On 15 September 2013 16:33, Donald Stufft donald@stufft.io wrote:
So there've been a number of updates to PEP453, so i'm posting it here again for more discussion:
An additional module called getpip
will be added to the standard library
whose purpose is to install pip and any of its dependencies into the
appropriate location (most commonly site-packages). It will expose a single
callable named bootstrap()
as well as offer direct execution via
python -m getpip
. Options for installing it such as index server,
installation location (--user
, --root
, etc) will also be
available
to enable different installation schemes.
It is believed that users will want the most recent versions available to be installed so that they can take advantage of the new advances in packaging. Since any particular version of Python has a much longer staying power than a version of pip in order to satisfy a user's desire to have the most recent version the bootstrap will contact PyPI, find the latest version, download it, and then install it. This process is security sensitive, difficult to get right, and evolves along with the rest of packaging.
Instead of attempting to maintain a "mini pip" for the sole purpose of
installing pip the getpip
module will, as an implementation detail,
include a private copy of pip and its dependencies which will be used to
discover and install pip from PyPI. It is important to stress that this
private copy of pip is only an implementation detail and it should not
be relied on or assumed to exist.
Not all users will have network access to PyPI whenever they run the
bootstrap. In order to ensure that these users will still be able to
bootstrap pip the bootstrap will fallback to simply installing the included
copy of pip. The pip --no-download
command line option will be supported
to force installation of the bundled version, without even attempting to
contact PyPI.
This presents a balance between giving users the latest version of pip, saving them from needing to immediately upgrade pip after bootstrapping it, and allowing the bootstrap to work offline in situations where users might already have packages downloaded that they wish to install.
I still don't understand why this is preferable to just shipping a recent stable pip/setuptools and providing instructions to update post-install. That would surely be a lot simpler not just to implement but for others to understand.
If I'm happy to use the bundled version of pip then why do I need to do anything to make it usable after having already run the installer? If I want the new version then why is 'py -m getpip' better than 'py -m pip install -U pip'?
>
A common source of Python installations are through downstream distributors such as the various Linux Distributions [#ubuntu]_ [#debian]_ [#fedora]_, OSX package managers [#homebrew]_, or python specific tools [#conda]_. In order to provide a consistent, user friendly experience to all users of Python regardless of how they attained Python this PEP recommends and asks that downstream distributors:
Ensure that whenever Python is installed pip is also installed.
Do not remove the bundled copy of pip.
Are distros really going to be okay with this idea? Many of them have CPython in their base install so you're basically asking that they always ship a parallel package management system that is outside of their control.
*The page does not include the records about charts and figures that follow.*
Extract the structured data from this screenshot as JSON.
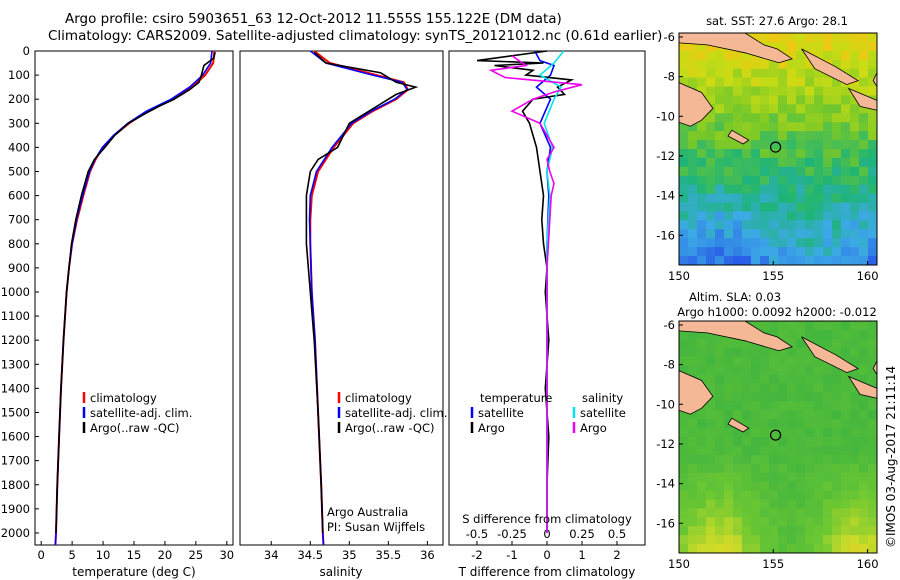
{
  "header": {
    "title_line1": "Argo profile: csiro 5903651_63 12-Oct-2012 11.555S 155.122E (DM data)",
    "title_line2": "Climatology: CARS2009. Satellite-adjusted climatology: synTS_20121012.nc (0.61d earlier)"
  },
  "watermark": "©IMOS 03-Aug-2017 21:11:14",
  "colors": {
    "climatology": "#ff0000",
    "satellite": "#0000ff",
    "argo": "#000000",
    "sal_satellite": "#00e5ee",
    "sal_argo": "#ee00ee",
    "land": "#f4b896"
  },
  "chart_data": [
    {
      "type": "line",
      "id": "temperature",
      "xlabel": "temperature (deg C)",
      "ylabel": "",
      "xlim": [
        -1,
        31
      ],
      "ylim": [
        0,
        2050
      ],
      "xticks": [
        0,
        5,
        10,
        15,
        20,
        25,
        30
      ],
      "yticks": [
        0,
        100,
        200,
        300,
        400,
        500,
        600,
        700,
        800,
        900,
        1000,
        1100,
        1200,
        1300,
        1400,
        1500,
        1600,
        1700,
        1800,
        1900,
        2000
      ],
      "legend": [
        "climatology",
        "satellite-adj. clim.",
        "Argo(..raw -QC)"
      ],
      "series": [
        {
          "name": "climatology",
          "depth": [
            0,
            50,
            100,
            150,
            200,
            250,
            300,
            350,
            400,
            450,
            500,
            600,
            700,
            800,
            900,
            1000,
            1200,
            1400,
            1600,
            1800,
            2000,
            2050
          ],
          "values": [
            28,
            27.8,
            26.5,
            24.4,
            21.3,
            17.2,
            14.2,
            11.8,
            10.0,
            8.8,
            7.9,
            6.8,
            5.8,
            5.0,
            4.5,
            4.1,
            3.6,
            3.2,
            2.9,
            2.6,
            2.4,
            2.3
          ]
        },
        {
          "name": "satellite",
          "depth": [
            0,
            50,
            100,
            150,
            200,
            250,
            300,
            350,
            400,
            450,
            500,
            600,
            700,
            800,
            900,
            1000,
            1200,
            1400,
            1600,
            1800,
            2000,
            2050
          ],
          "values": [
            27.6,
            27.4,
            26.1,
            24.0,
            21.0,
            17.0,
            14.0,
            11.7,
            9.9,
            8.7,
            7.8,
            6.7,
            5.7,
            5.0,
            4.5,
            4.1,
            3.6,
            3.2,
            2.9,
            2.6,
            2.4,
            2.3
          ]
        },
        {
          "name": "argo",
          "depth": [
            5,
            30,
            60,
            100,
            130,
            160,
            200,
            230,
            260,
            300,
            350,
            400,
            450,
            500,
            600,
            700,
            800,
            900,
            1000,
            1200,
            1400,
            1600,
            1800,
            2000
          ],
          "values": [
            28.1,
            27.9,
            26.3,
            25.9,
            25.5,
            24.0,
            21.5,
            19.0,
            16.8,
            14.1,
            11.9,
            10.3,
            8.6,
            7.6,
            6.5,
            5.6,
            4.9,
            4.5,
            4.1,
            3.6,
            3.2,
            2.9,
            2.6,
            2.4
          ]
        }
      ]
    },
    {
      "type": "line",
      "id": "salinity",
      "xlabel": "salinity",
      "xlim": [
        33.6,
        36.2
      ],
      "ylim": [
        0,
        2050
      ],
      "xticks": [
        34,
        34.5,
        35,
        35.5,
        36
      ],
      "legend": [
        "climatology",
        "satellite-adj. clim.",
        "Argo(..raw -QC)"
      ],
      "annotation": [
        "Argo Australia",
        "PI: Susan Wijffels"
      ],
      "series": [
        {
          "name": "climatology",
          "depth": [
            0,
            50,
            100,
            130,
            160,
            200,
            250,
            300,
            400,
            500,
            600,
            700,
            800,
            1000,
            1200,
            1500,
            1800,
            2000,
            2050
          ],
          "values": [
            34.55,
            34.75,
            35.35,
            35.7,
            35.75,
            35.6,
            35.3,
            35.05,
            34.8,
            34.6,
            34.52,
            34.5,
            34.5,
            34.52,
            34.56,
            34.6,
            34.64,
            34.66,
            34.67
          ]
        },
        {
          "name": "satellite",
          "depth": [
            0,
            50,
            100,
            130,
            160,
            200,
            250,
            300,
            400,
            500,
            600,
            700,
            800,
            1000,
            1200,
            1500,
            1800,
            2000,
            2050
          ],
          "values": [
            34.5,
            34.7,
            35.3,
            35.68,
            35.74,
            35.58,
            35.28,
            35.03,
            34.78,
            34.58,
            34.5,
            34.49,
            34.5,
            34.52,
            34.56,
            34.6,
            34.64,
            34.66,
            34.67
          ]
        },
        {
          "name": "argo",
          "depth": [
            5,
            50,
            90,
            130,
            150,
            180,
            220,
            260,
            300,
            400,
            450,
            500,
            600,
            700,
            800,
            1000,
            1200,
            1500,
            1800,
            2000
          ],
          "values": [
            34.55,
            34.7,
            35.4,
            35.6,
            35.85,
            35.6,
            35.4,
            35.2,
            35.0,
            34.85,
            34.6,
            34.5,
            34.45,
            34.45,
            34.45,
            34.5,
            34.55,
            34.6,
            34.64,
            34.66
          ]
        }
      ]
    },
    {
      "type": "line",
      "id": "difference",
      "xlabel": "T difference from climatology",
      "xlabel_top": "S difference from climatology",
      "xlim": [
        -2.8,
        2.8
      ],
      "ylim": [
        0,
        2050
      ],
      "xticks_bottom": [
        -2,
        -1,
        0,
        1,
        2
      ],
      "xticks_top": [
        -0.5,
        -0.25,
        0,
        0.25,
        0.5
      ],
      "legend_temperature": [
        "temperature",
        "satellite",
        "Argo"
      ],
      "legend_salinity": [
        "salinity",
        "satellite",
        "Argo"
      ],
      "series": [
        {
          "name": "temperature satellite",
          "depth": [
            0,
            40,
            60,
            100,
            150,
            200,
            300,
            400,
            500,
            600,
            800,
            1000,
            1500,
            2000
          ],
          "values": [
            -0.35,
            -0.2,
            0.2,
            0.1,
            -0.3,
            0.1,
            -0.2,
            0.1,
            0.0,
            0.05,
            0.0,
            0.0,
            0.0,
            0.0
          ]
        },
        {
          "name": "temperature Argo",
          "depth": [
            0,
            40,
            50,
            60,
            80,
            100,
            120,
            150,
            180,
            200,
            250,
            300,
            400,
            500,
            600,
            700,
            800,
            900,
            1000,
            1200,
            1400,
            1600,
            1800,
            2000
          ],
          "values": [
            0.0,
            -2.0,
            -0.1,
            -1.5,
            -0.4,
            -0.6,
            0.7,
            0.3,
            0.5,
            -0.4,
            -0.7,
            -0.5,
            -0.3,
            -0.2,
            -0.1,
            -0.15,
            -0.1,
            0.0,
            -0.05,
            0.05,
            -0.05,
            0.05,
            0.0,
            0.0
          ]
        },
        {
          "name": "salinity satellite",
          "depth": [
            0,
            50,
            100,
            150,
            200,
            300,
            400,
            500,
            600,
            800,
            1000,
            1500,
            2000
          ],
          "values": [
            0.12,
            0.05,
            -0.05,
            0.1,
            0.05,
            -0.02,
            0.04,
            0.0,
            0.02,
            0.0,
            0.0,
            0.0,
            0.0
          ]
        },
        {
          "name": "salinity Argo",
          "depth": [
            20,
            60,
            80,
            110,
            140,
            170,
            200,
            250,
            300,
            400,
            450,
            500,
            550,
            600,
            700,
            800,
            900,
            1000,
            1500,
            2000
          ],
          "values": [
            -0.25,
            -0.15,
            -0.4,
            -0.3,
            0.25,
            0.05,
            -0.1,
            -0.25,
            -0.05,
            0.05,
            0.0,
            0.02,
            0.05,
            0.03,
            0.02,
            0.01,
            0.0,
            0.0,
            0.0,
            0.0
          ]
        }
      ]
    },
    {
      "type": "heatmap",
      "id": "sst_map",
      "title": "sat. SST: 27.6  Argo: 28.1",
      "xlim": [
        150,
        160.5
      ],
      "ylim": [
        -17.5,
        -5.8
      ],
      "xticks": [
        150,
        155,
        160
      ],
      "yticks": [
        -6,
        -8,
        -10,
        -12,
        -14,
        -16
      ],
      "marker": {
        "lon": 155.122,
        "lat": -11.555
      }
    },
    {
      "type": "heatmap",
      "id": "sla_map",
      "title_line1": "Altim. SLA: 0.03",
      "title_line2": "Argo h1000: 0.0092 h2000: -0.012",
      "xlim": [
        150,
        160.5
      ],
      "ylim": [
        -17.5,
        -5.8
      ],
      "xticks": [
        150,
        155,
        160
      ],
      "yticks": [
        -6,
        -8,
        -10,
        -12,
        -14,
        -16
      ],
      "marker": {
        "lon": 155.122,
        "lat": -11.555
      }
    }
  ]
}
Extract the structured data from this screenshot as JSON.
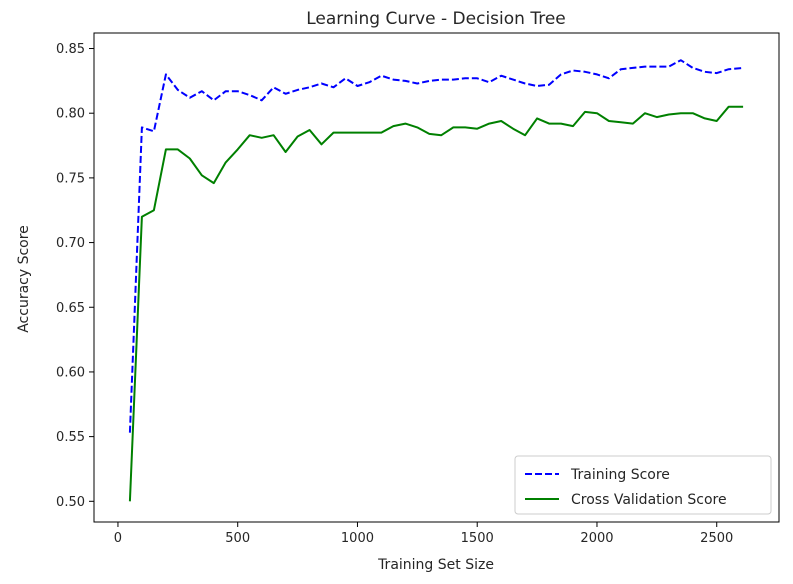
{
  "chart_data": {
    "type": "line",
    "title": "Learning Curve - Decision Tree",
    "xlabel": "Training Set Size",
    "ylabel": "Accuracy Score",
    "xlim": [
      -100,
      2760
    ],
    "ylim": [
      0.484,
      0.862
    ],
    "xticks": [
      0,
      500,
      1000,
      1500,
      2000,
      2500
    ],
    "xtick_labels": [
      "0",
      "500",
      "1000",
      "1500",
      "2000",
      "2500"
    ],
    "yticks": [
      0.5,
      0.55,
      0.6,
      0.65,
      0.7,
      0.75,
      0.8,
      0.85
    ],
    "ytick_labels": [
      "0.50",
      "0.55",
      "0.60",
      "0.65",
      "0.70",
      "0.75",
      "0.80",
      "0.85"
    ],
    "grid": false,
    "legend_position": "lower-right",
    "x": [
      50,
      100,
      150,
      200,
      250,
      300,
      350,
      400,
      450,
      500,
      550,
      600,
      650,
      700,
      750,
      800,
      850,
      900,
      950,
      1000,
      1050,
      1100,
      1150,
      1200,
      1250,
      1300,
      1350,
      1400,
      1450,
      1500,
      1550,
      1600,
      1650,
      1700,
      1750,
      1800,
      1850,
      1900,
      1950,
      2000,
      2050,
      2100,
      2150,
      2200,
      2250,
      2300,
      2350,
      2400,
      2450,
      2500,
      2550,
      2610
    ],
    "series": [
      {
        "name": "Training Score",
        "color": "#0000ff",
        "style": "dashed",
        "values": [
          0.553,
          0.789,
          0.786,
          0.83,
          0.818,
          0.812,
          0.817,
          0.81,
          0.817,
          0.817,
          0.814,
          0.81,
          0.82,
          0.815,
          0.818,
          0.82,
          0.823,
          0.82,
          0.827,
          0.821,
          0.824,
          0.829,
          0.826,
          0.825,
          0.823,
          0.825,
          0.826,
          0.826,
          0.827,
          0.827,
          0.824,
          0.829,
          0.826,
          0.823,
          0.821,
          0.822,
          0.83,
          0.833,
          0.832,
          0.83,
          0.827,
          0.834,
          0.835,
          0.836,
          0.836,
          0.836,
          0.841,
          0.835,
          0.832,
          0.831,
          0.834,
          0.835
        ]
      },
      {
        "name": "Cross Validation Score",
        "color": "#008000",
        "style": "solid",
        "values": [
          0.5,
          0.72,
          0.725,
          0.772,
          0.772,
          0.765,
          0.752,
          0.746,
          0.762,
          0.772,
          0.783,
          0.781,
          0.783,
          0.77,
          0.782,
          0.787,
          0.776,
          0.785,
          0.785,
          0.785,
          0.785,
          0.785,
          0.79,
          0.792,
          0.789,
          0.784,
          0.783,
          0.789,
          0.789,
          0.788,
          0.792,
          0.794,
          0.788,
          0.783,
          0.796,
          0.792,
          0.792,
          0.79,
          0.801,
          0.8,
          0.794,
          0.793,
          0.792,
          0.8,
          0.797,
          0.799,
          0.8,
          0.8,
          0.796,
          0.794,
          0.805,
          0.805
        ]
      }
    ]
  }
}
Personally I think that it's unfortunate that distro package managers don't have a --user option like pip does but I've always assumed that they had some good reason for not wanting any old user to be able to easily install things without admin/root privileges. This would break that arrangement since any user would be able to use 'pip install --user' to install anything from PyPI. I imagine that lots of deployment sites would want to disable this even if the distro has it enabled by default.